As far as the first question, which is concerning governance, as I've said at the beginning, every policy initiative has two sides to it. One is the justifications of why you want to do this – the purpose, the objective, the justifications – and very often it's based on evidence, based on some consultations. Decision has been made for the three measures based on those deliberations. But implementation of a policy initiative requires much detailed analysis and planning in order to mitigate any adverse impact on the affected people -- that's only normal -- and also to resonate well with the objective of doing that. For example, the objective of improving the terms and conditions of employment of the non-skilled workers in the government service contract is to help these very grass-root workers, so why should we be so concerned about awarding a contract before the first of April and putting these people on a two-year, three-year basis so that they could not enjoy the new terms? That is an implementation issue which could be mitigated through very careful and meticulous planning.

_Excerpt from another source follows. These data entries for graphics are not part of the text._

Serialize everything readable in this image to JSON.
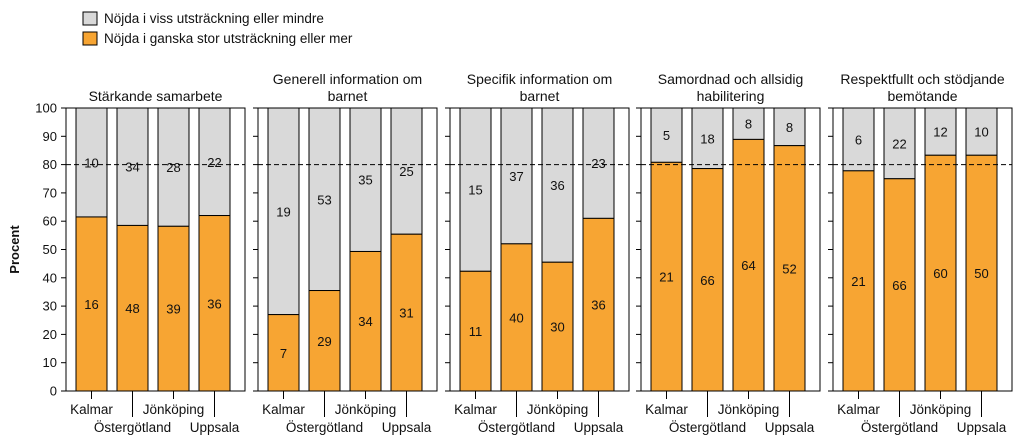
{
  "chart_data": {
    "type": "bar",
    "stacked": true,
    "percent": true,
    "ylabel": "Procent",
    "ylim": [
      0,
      100
    ],
    "yticks": [
      0,
      10,
      20,
      30,
      40,
      50,
      60,
      70,
      80,
      90,
      100
    ],
    "reference_line": 80,
    "categories": [
      "Kalmar",
      "Östergötland",
      "Jönköping",
      "Uppsala"
    ],
    "colors": {
      "lower": "#F7A533",
      "upper": "#D9D9D9"
    },
    "legend": [
      {
        "label": "Nöjda i viss utsträckning eller mindre",
        "color": "#D9D9D9"
      },
      {
        "label": "Nöjda i ganska stor utsträckning eller mer",
        "color": "#F7A533"
      }
    ],
    "panels": [
      {
        "title": [
          "Stärkande samarbete"
        ],
        "lower_percent": [
          61.5,
          58.5,
          58.2,
          62.0
        ],
        "lower_counts": [
          "16",
          "48",
          "39",
          "36"
        ],
        "upper_counts": [
          "10",
          "34",
          "28",
          "22"
        ]
      },
      {
        "title": [
          "Generell information om",
          "barnet"
        ],
        "lower_percent": [
          27.0,
          35.5,
          49.3,
          55.4
        ],
        "lower_counts": [
          "7",
          "29",
          "34",
          "31"
        ],
        "upper_counts": [
          "19",
          "53",
          "35",
          "25"
        ]
      },
      {
        "title": [
          "Specifik information om",
          "barnet"
        ],
        "lower_percent": [
          42.3,
          52.0,
          45.5,
          61.0
        ],
        "lower_counts": [
          "11",
          "40",
          "30",
          "36"
        ],
        "upper_counts": [
          "15",
          "37",
          "36",
          "23"
        ]
      },
      {
        "title": [
          "Samordnad och allsidig",
          "habilitering"
        ],
        "lower_percent": [
          80.8,
          78.6,
          88.9,
          86.7
        ],
        "lower_counts": [
          "21",
          "66",
          "64",
          "52"
        ],
        "upper_counts": [
          "5",
          "18",
          "8",
          "8"
        ]
      },
      {
        "title": [
          "Respektfullt och stödjande",
          "bemötande"
        ],
        "lower_percent": [
          77.8,
          75.0,
          83.3,
          83.3
        ],
        "lower_counts": [
          "21",
          "66",
          "60",
          "50"
        ],
        "upper_counts": [
          "6",
          "22",
          "12",
          "10"
        ]
      }
    ]
  }
}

What I am saying and confessing today is in the actual implementation and planning, there is room for improvement. And on today' announcement of improvement measures to ensure more effective and more compassionate implementation of the policy initiatives, I will not regard that as backing down or yielding to pressure or being populist. Had I known this two months ago before all these issues have caught public concern, I would probably have done the same thing, but unfortunately, and you have to appreciate that, as the Chief Executive of the Hong Kong SAR it is now no longer possible for me to be so hands-on in every detail of implementation. So as long as I know and as soon as I know – and I'm not blaming the colleagues because they have rules to follow, there are financial rules and procurement rules to follow and there are computer systems to handle –as the Chief Executive I could make all those decisions, on money, on technical matters and on things like that. That's why I have made that decision to introduce the improvement measures to smooth out the implementation of these three policy initiatives.
(Please also refer to the Chinese portion of the transcript.)